Supporters say the changes will empower union members to better assess whether membership is in their interests and hold leaders accountable. The rule also offers some relief for smaller unions by raising revenue thresholds that trigger reporting obligations and eliminating the requirement to categorize how each officer and employee spends their time.

The AFL-CIO, led by President Liz Shuler, condemned the regulation as an attack on workers. In a statement announcing the lawsuit, Shuler accused the Trump administration of targeting labor. But critics note that the federation’s opposition is at odds with the rule’s goal of increasing transparency—a principle that has been central to labor law since the 1959 Labor-Management Reporting and Disclosure Act, passed after extensive congressional investigations into union corruption. That law established a union members’ bill of rights, set minimum standards for officer elections, and created the Office of Labor-Management Standards to oversee financial reporting.

The current rule was first proposed in late 2020 under the first Trump administration but was shelved after President Joe Biden took office, fulfilling his promise to be the most pro-union president in history. Now revived, the final version is less ambitious than the original but still represents a significant step forward, according to transparency advocates. For example, unions will now have to disclose how resources are allocated between contract negotiation and administration versus organizing new workplaces.

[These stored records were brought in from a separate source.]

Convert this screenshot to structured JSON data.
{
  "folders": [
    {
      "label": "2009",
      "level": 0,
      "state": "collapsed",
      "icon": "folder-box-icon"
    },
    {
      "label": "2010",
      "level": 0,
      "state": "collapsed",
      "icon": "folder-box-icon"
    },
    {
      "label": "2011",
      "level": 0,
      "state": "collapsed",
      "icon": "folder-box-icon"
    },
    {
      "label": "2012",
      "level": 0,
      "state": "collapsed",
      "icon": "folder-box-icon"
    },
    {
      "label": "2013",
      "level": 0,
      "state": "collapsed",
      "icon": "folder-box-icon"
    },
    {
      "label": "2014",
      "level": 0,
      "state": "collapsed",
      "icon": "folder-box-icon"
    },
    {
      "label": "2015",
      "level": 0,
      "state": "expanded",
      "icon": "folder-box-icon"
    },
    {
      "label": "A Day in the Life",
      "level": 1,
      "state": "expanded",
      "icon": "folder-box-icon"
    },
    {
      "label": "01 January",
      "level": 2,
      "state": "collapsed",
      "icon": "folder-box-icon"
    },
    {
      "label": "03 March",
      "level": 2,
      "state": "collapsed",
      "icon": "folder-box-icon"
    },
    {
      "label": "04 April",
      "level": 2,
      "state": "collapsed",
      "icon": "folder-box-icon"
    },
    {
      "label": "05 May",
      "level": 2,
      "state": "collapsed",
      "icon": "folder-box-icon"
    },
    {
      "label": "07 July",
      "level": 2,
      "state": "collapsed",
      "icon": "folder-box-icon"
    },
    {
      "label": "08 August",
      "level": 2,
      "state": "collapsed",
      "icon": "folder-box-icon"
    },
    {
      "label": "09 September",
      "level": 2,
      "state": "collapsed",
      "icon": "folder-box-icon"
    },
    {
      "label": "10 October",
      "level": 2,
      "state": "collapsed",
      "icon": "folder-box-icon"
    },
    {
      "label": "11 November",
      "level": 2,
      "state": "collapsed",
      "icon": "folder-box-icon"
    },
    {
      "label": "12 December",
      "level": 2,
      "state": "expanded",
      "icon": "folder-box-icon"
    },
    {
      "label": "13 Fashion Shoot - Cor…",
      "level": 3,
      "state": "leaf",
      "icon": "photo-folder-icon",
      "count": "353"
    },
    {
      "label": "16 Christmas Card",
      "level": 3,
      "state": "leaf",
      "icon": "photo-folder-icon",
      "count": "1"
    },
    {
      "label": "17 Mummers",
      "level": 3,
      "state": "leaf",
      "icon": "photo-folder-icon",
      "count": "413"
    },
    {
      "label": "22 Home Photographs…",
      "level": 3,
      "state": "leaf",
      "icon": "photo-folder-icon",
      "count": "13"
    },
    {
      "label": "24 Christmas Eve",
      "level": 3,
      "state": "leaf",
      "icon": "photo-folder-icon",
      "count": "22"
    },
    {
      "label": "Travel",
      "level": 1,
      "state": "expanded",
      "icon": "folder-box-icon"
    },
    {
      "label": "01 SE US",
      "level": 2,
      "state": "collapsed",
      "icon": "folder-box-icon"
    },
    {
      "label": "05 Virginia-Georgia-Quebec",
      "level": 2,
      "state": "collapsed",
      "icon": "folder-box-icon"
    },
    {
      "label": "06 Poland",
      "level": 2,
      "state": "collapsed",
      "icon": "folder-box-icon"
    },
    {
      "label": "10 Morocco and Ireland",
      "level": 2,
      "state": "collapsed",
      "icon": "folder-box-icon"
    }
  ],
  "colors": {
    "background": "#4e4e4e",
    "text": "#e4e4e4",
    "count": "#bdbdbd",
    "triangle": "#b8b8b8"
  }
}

The legal fight recalls a 1958 moment when then-Senator John F. Kennedy chastised House colleagues for failing to pass similar reforms, warning that racketeering in the labor movement would continue unchecked. Today, the AFL-CIO’s lawsuit is seen by some as a repeat of that dereliction—this time with union leadership prioritizing their own interests over those of the members they claim to represent.

The rule is scheduled to take effect later this year, but the court challenge could delay implementation. For now, the battle exposes a deepening rift within organized labor, one that pits the institutional power of union bosses against the growing demand for accountability from the workers who fund them.